Picture understanding, after calling the get method, the first step is to determine the index position, also known as the location of the barrel, methods and put method, is used first hash this disturbance function to determine hash value, and then use (n – 1) & hash index. This is nonsense, of course, and put the same time, not the same how to find the right position.
After locating the bucket, three things happen:
Single-node type: that is, there is only one key-value pair in the bucket. This is also the most common type in a HashMap, as long as no hash collisions occur. In fact, this is the ideal situation for hashMaps, all of which would be perfect.
List type: If the get key is found in a list structure, we need to traverse the list until we find nodes with the same key.
Red-black tree type: When the list length exceeds 8, it becomes a red-black tree. If the bucket is found to be a red-black tree, it uses the red-black tree’s proprietary quick lookup method.
In addition, the map. containsKey method actually uses the GET method.
The remove method
Remove is similar to put and get methods. It calculates the hash value of the key first, then (n-1) & hash to obtain the index position, and then takes different measures according to the node type.
Single-node type: Replace the current bucket element with the deleted Node. next, which is null.
List type: If it is a list type, set the next property of the previous node of the deleted node to Node.next.
Red-black tree type: If it is a red-black tree, the red-black tree node deletion method is called. Here, if the number of nodes is between 2 and 6, the tree structure is simplified to a linked list structure.
Non-thread-safe
HashMap does not do concurrency control, so use ConcurrentHashMap if you want to use it in multi-threaded high-concurrency environments. If multiple threads perform the PUT operation at the same time and the calculated index (bucket) positions are the same, the previous key will be overwritten by the next key.
For example, thread A and thread B perform the put operation at the same time.
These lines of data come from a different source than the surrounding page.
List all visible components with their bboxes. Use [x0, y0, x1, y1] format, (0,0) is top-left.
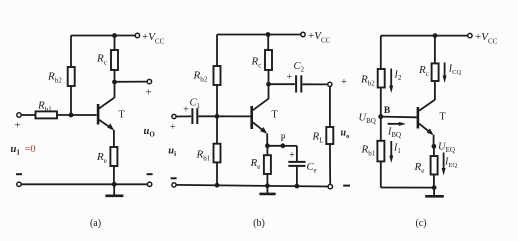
svg-text:P: P [280, 133, 285, 143]
wire Re upper c [433, 146, 435, 156]
wire Rb2 lower a [70, 86, 72, 115]
node B c [378, 114, 383, 119]
wire collector vertical b [268, 70, 270, 99]
svg-text:T: T [272, 110, 278, 121]
node emitter P junction b [265, 143, 270, 148]
label minus bottom left a [16, 173, 22, 175]
wire top rail a [71, 35, 135, 37]
node collector C2 tap b [266, 82, 271, 87]
svg-text:T: T [440, 112, 446, 123]
terminal +Vcc a [135, 33, 139, 37]
terminal +Vcc b [301, 32, 305, 36]
terminal output bottom b [328, 184, 332, 188]
transistor T a base bar [97, 104, 100, 125]
label minus bottom right a [147, 173, 153, 175]
terminal bottom left a [17, 182, 21, 186]
svg-text:B: B [384, 106, 391, 116]
node base junction a [69, 113, 74, 118]
transistor T b base bar [250, 106, 253, 129]
node Re bottom junction b [265, 183, 270, 188]
resistor Rc b [265, 50, 272, 70]
resistor Rc a [111, 50, 118, 70]
capacitor C1 b [191, 108, 193, 124]
wire Rc top b [267, 35, 269, 51]
svg-text:+: + [289, 150, 295, 161]
wire top rail b [217, 34, 301, 36]
ground c [433, 188, 435, 196]
transistor T c emitter diagonal with arrow [419, 124, 432, 134]
resistor Rb1 b [214, 144, 221, 163]
wire Rc top c [434, 36, 436, 64]
wire Re to bottom rail a [113, 166, 115, 184]
resistor Rc c [432, 63, 439, 81]
wire Ce branch down b [296, 146, 298, 161]
current arrow IEQ c [443, 153, 445, 170]
wire Re lower b [266, 174, 268, 186]
transistor T c collector diagonal [419, 100, 435, 111]
wire Rc top a [114, 36, 116, 51]
transistor T c base bar [417, 107, 420, 129]
node bottom junction c [432, 185, 437, 190]
svg-text:+: + [286, 72, 292, 83]
resistor Re b [264, 155, 271, 174]
wire collector to output terminal a [115, 81, 148, 83]
wire input to C1 b [176, 115, 191, 117]
node top-rail/Rc junction a [112, 33, 117, 38]
node base junction b [215, 114, 220, 119]
resistor Rb2 c [378, 69, 385, 88]
current arrow IBQ c [388, 123, 401, 125]
wire RL to bottom terminal b [329, 144, 331, 184]
svg-text:+: + [341, 77, 347, 88]
wire C2 to output terminal b [303, 83, 328, 85]
svg-text:+: + [145, 87, 151, 99]
resistor Rb1 a [36, 111, 58, 118]
resistor Rb2 a [68, 67, 75, 86]
svg-text:(c): (c) [415, 218, 426, 229]
wire collector vertical a [114, 70, 116, 98]
terminal bottom left b [172, 183, 176, 187]
node UEQ c [432, 144, 437, 149]
ground b [266, 186, 268, 193]
terminal output top a [147, 79, 151, 83]
svg-text:+: + [183, 105, 189, 116]
current arrow I2 c [390, 69, 392, 88]
transistor T b collector diagonal [253, 99, 269, 111]
node bottom rail junction a [112, 182, 117, 187]
node collector output tap a [112, 80, 117, 85]
wire Rb2 upper a [70, 36, 72, 68]
resistor Re a [110, 147, 117, 166]
wire Rb1 to base a [57, 114, 97, 116]
wire top rail c [381, 35, 468, 37]
wire emitter vertical c [433, 135, 435, 147]
wire Rb1 lower b [216, 162, 218, 185]
wire Rb2 upper c [380, 36, 382, 69]
label minus output b [343, 185, 350, 187]
node top-rail/Rc junction c [433, 33, 438, 38]
wire Rb2 upper b [216, 35, 218, 67]
current arrow I1 c [390, 141, 392, 157]
wire collector vertical c [434, 81, 436, 100]
transistor T b emitter diagonal with arrow [253, 122, 266, 132]
wire emitter vertical b [266, 133, 268, 145]
wire bottom rail b [176, 185, 328, 187]
current arrow ICQ c [444, 63, 446, 78]
wire Rb1 upper b [216, 116, 218, 143]
wire Rb1 upper c [380, 117, 382, 141]
svg-text:(b): (b) [253, 218, 265, 229]
wire C1 to base junction b [198, 115, 250, 117]
capacitor C2 b [295, 75, 297, 92]
ground a [113, 184, 115, 195]
wire Rb1 lower c [380, 161, 382, 187]
resistor RL b [326, 127, 333, 144]
capacitor Ce b [288, 161, 305, 163]
wire input to Rb1 a [21, 114, 35, 116]
wire Re upper b [266, 146, 268, 155]
terminal input a [17, 113, 21, 117]
terminal +Vcc c [468, 33, 472, 37]
node Ce bottom junction b [295, 184, 300, 189]
node top-rail/Rc junction b [266, 32, 271, 37]
resistor Rb2 b [214, 66, 221, 85]
svg-text:(a): (a) [90, 218, 101, 229]
transistor T a emitter diagonal with arrow [99, 120, 113, 130]
svg-text:=0: =0 [25, 144, 36, 155]
wire P to Ce corner b [267, 145, 297, 147]
wire Rb2 lower c [380, 88, 382, 117]
label minus bottom left b [171, 177, 177, 179]
transistor T a collector diagonal [99, 98, 115, 109]
wire output to RL b [329, 87, 331, 127]
wire Re lower c [433, 175, 435, 188]
svg-text:+: + [170, 122, 176, 133]
wire bottom rail c [381, 187, 437, 189]
resistor Rb1 c [377, 141, 384, 162]
resistor Re c [431, 156, 438, 175]
wire emitter vertical a [113, 130, 115, 147]
node Rb1 bottom junction b [215, 183, 220, 188]
wire Rb2 lower b [216, 85, 218, 116]
svg-text:T: T [119, 110, 125, 121]
terminal input b [172, 114, 176, 118]
node P dot b [280, 143, 285, 148]
wire Ce to bottom rail b [296, 167, 298, 186]
terminal bottom right a [147, 182, 151, 186]
wire collector to C2 b [269, 83, 295, 85]
wire base c [381, 116, 417, 119]
svg-text:+: + [14, 120, 20, 132]
terminal output top b [328, 82, 332, 86]
wire bottom rail a [21, 183, 147, 185]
Thread A and thread B determine that the bucket with index 2 is empty, and then insert the value. Thread A first put the key pair of key1 = 1. Then thread B puts in key2 = 2, and thread A is crying. Finally, the value in the bucket with index 2 is key2=2, which means that the value stored in thread A is overwritten.
conclusion
The main advantage of HashMap is that it is fast, especially get data, which is O(1) level and directly locate index positions.
HashMap is not a simple array structure. When a hash collision occurs, a zipper method is used to generate a linked list. When the list is larger than 8, it is converted into a red-black tree, which can greatly improve performance.
The size of the HashMap must be 2 to the power of n, which is designed to ensure that the hash of finding the index is more uniform. The formula for calculating the index is (n-1) & hash.
HashMap Is expanded when the number of key-value pairs reaches capacity expansion threshold x load factor. The number of key-value pairs is doubled each time. In the process of expansion, the index position of elements of single node type will be recalculated. If it is a red-black tree node, the split method will be used to reconsider whether to change the red-black tree into a linked list.
Strong man wait, first give a praise bar, always white piao, the body can not bear!
I am kite, the official number “ancient kite”. A programmer with both depth and breadth of encouragement teacher, a intended to write poetry but write up the code of rural code farmers! You can follow me now, or you can follow history articles later.